Драмм не мог себе представить Александру замужем за невежественным фермером, счастливой крестьянкой, так же как не мог представить, что на ней женится какой-нибудь аристократ. Конечно, существуют престарелые или глуповатые аристократы, которые женятся на кухарках или служанках и становятся печально известны благодаря этому, превращаясь в объект сплетен и насмешек. Драмм нахмурился. Миссис Тук вышла замуж, не возмутив общественного спокойствия, она просто пожертвовала своим положением, и посмотрите, что с ней стало. От нее отреклись и семья, и общество.

Александре нечего было терять — она не имела ни семьи, ни наследства, ни связей. Девушка могла бы найти человека, не придающего значения ее происхождению, — образованного и обеспеченного, которому не надо жениться с целью получения денег или собственности и который не был бы озабочен достижением более высокого положения в обществе. Любовь может двигать горы. Это было ее единственным шансом.

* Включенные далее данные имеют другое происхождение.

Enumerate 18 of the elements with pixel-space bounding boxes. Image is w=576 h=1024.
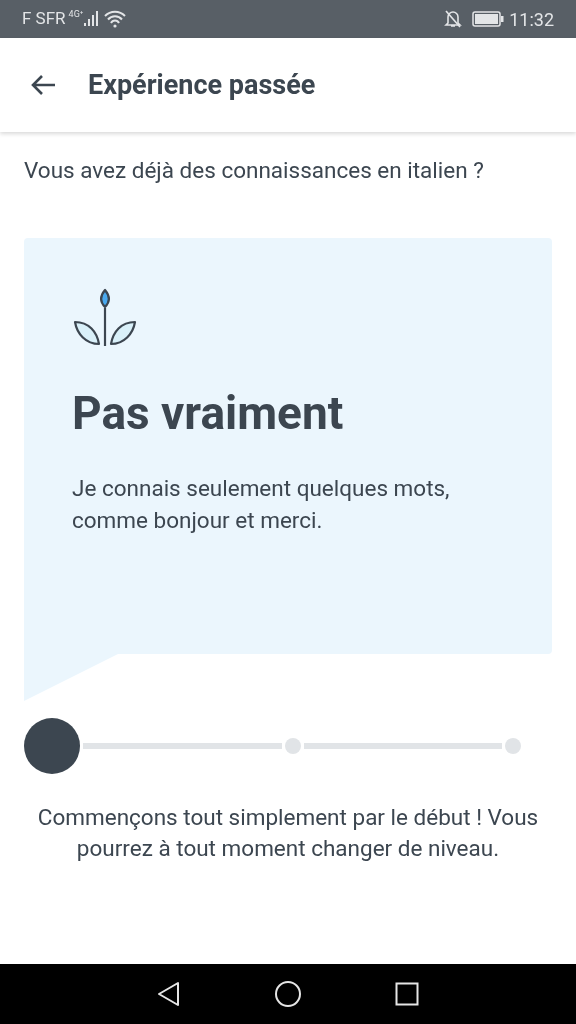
- battery-icon: [472, 11, 505, 27]
- back-icon[interactable]: [156, 981, 181, 1007]
- question-text: Vous avez déjà des connaissances en italien ?: [24, 156, 485, 185]
- back-arrow-icon: [30, 74, 56, 96]
- muted-bell-icon: [444, 9, 463, 29]
- recents-icon[interactable]: [395, 982, 420, 1006]
- card-title: Pas vraiment: [72, 385, 345, 441]
- screen-title: Expérience passée: [88, 67, 316, 103]
- clock: 11:32: [509, 7, 554, 32]
- wifi-icon: [104, 10, 127, 28]
- slider-thumb[interactable]: [24, 718, 80, 774]
- hint-text: Commençons tout simplement par le début ! Vous pourrez à tout moment changer de niveau.: [36, 803, 540, 863]
- home-icon[interactable]: [274, 980, 302, 1008]
- card-description: Je connais seulement quelques mots, comme bonjour et merci.: [72, 474, 451, 535]
- sprout-icon: [72, 288, 138, 348]
- carrier-label: F SFR: [22, 7, 66, 31]
- network-label: 4G⁺: [68, 8, 84, 21]
- signal-icon: [84, 11, 99, 27]
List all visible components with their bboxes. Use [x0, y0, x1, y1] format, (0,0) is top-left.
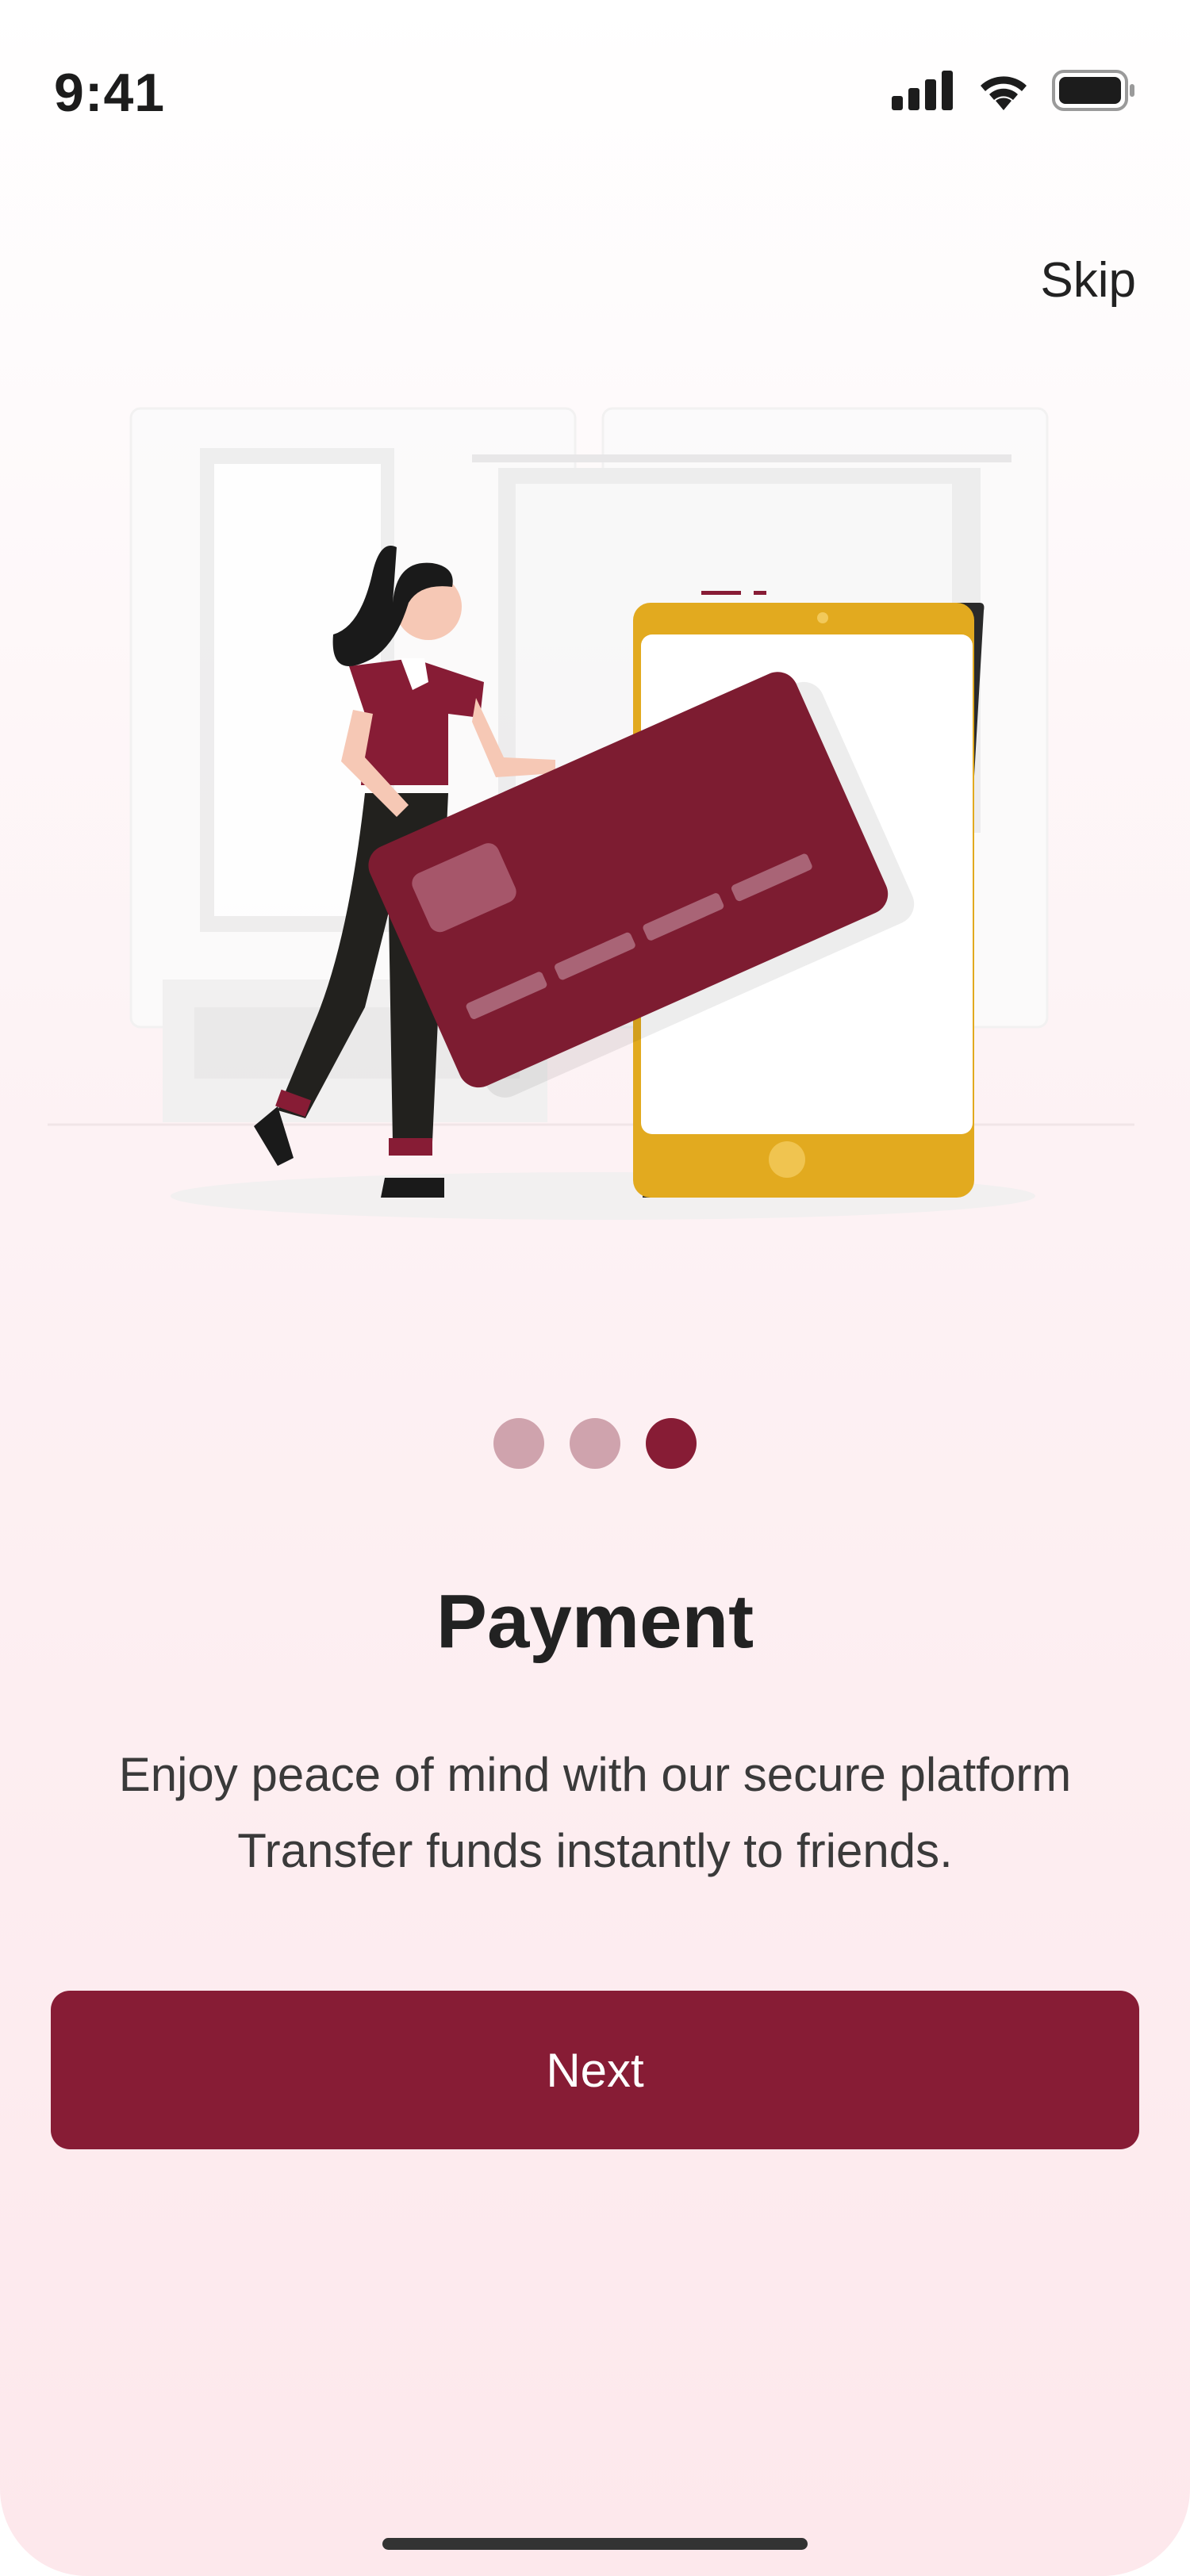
page-title: Payment	[436, 1579, 754, 1664]
home-indicator[interactable]	[382, 2538, 808, 2550]
page-dot-2[interactable]	[570, 1418, 620, 1469]
page-description: Enjoy peace of mind with our secure plat…	[0, 1737, 1190, 1889]
description-line-2: Transfer funds instantly to friends.	[237, 1824, 953, 1877]
status-icons	[892, 70, 1136, 111]
skip-button[interactable]: Skip	[1040, 252, 1136, 309]
cellular-signal-icon	[892, 71, 953, 110]
page-dot-3-active[interactable]	[646, 1418, 697, 1469]
page-dot-1[interactable]	[493, 1418, 544, 1469]
next-button[interactable]: Next	[51, 1991, 1139, 2149]
wifi-icon	[981, 76, 1027, 110]
description-line-1: Enjoy peace of mind with our secure plat…	[118, 1748, 1072, 1801]
pagination-dots	[0, 1418, 1190, 1469]
woman-holding-credit-card-phone-illustration	[48, 407, 1134, 1220]
onboarding-screen: 9:41 Skip Payment Enjoy peace of mind wi…	[0, 0, 1190, 2576]
battery-icon	[1052, 70, 1134, 111]
status-time: 9:41	[54, 63, 166, 123]
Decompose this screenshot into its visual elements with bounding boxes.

— Ни рыба ни мясо, вот кто я, — хрипло сказала Александра, словно читая его мысли. — Теперь вам понятно?

Он промолчал. Слишком был занят, пытаясь найти ответ, который облегчил бы и ее, и его боль. Она увидела, что Драмм расстроен, и поняла это неправильно.

— Конечно! Как же я забыла? Я могу повредить вашей репутации! Значит, вам лучше уехать!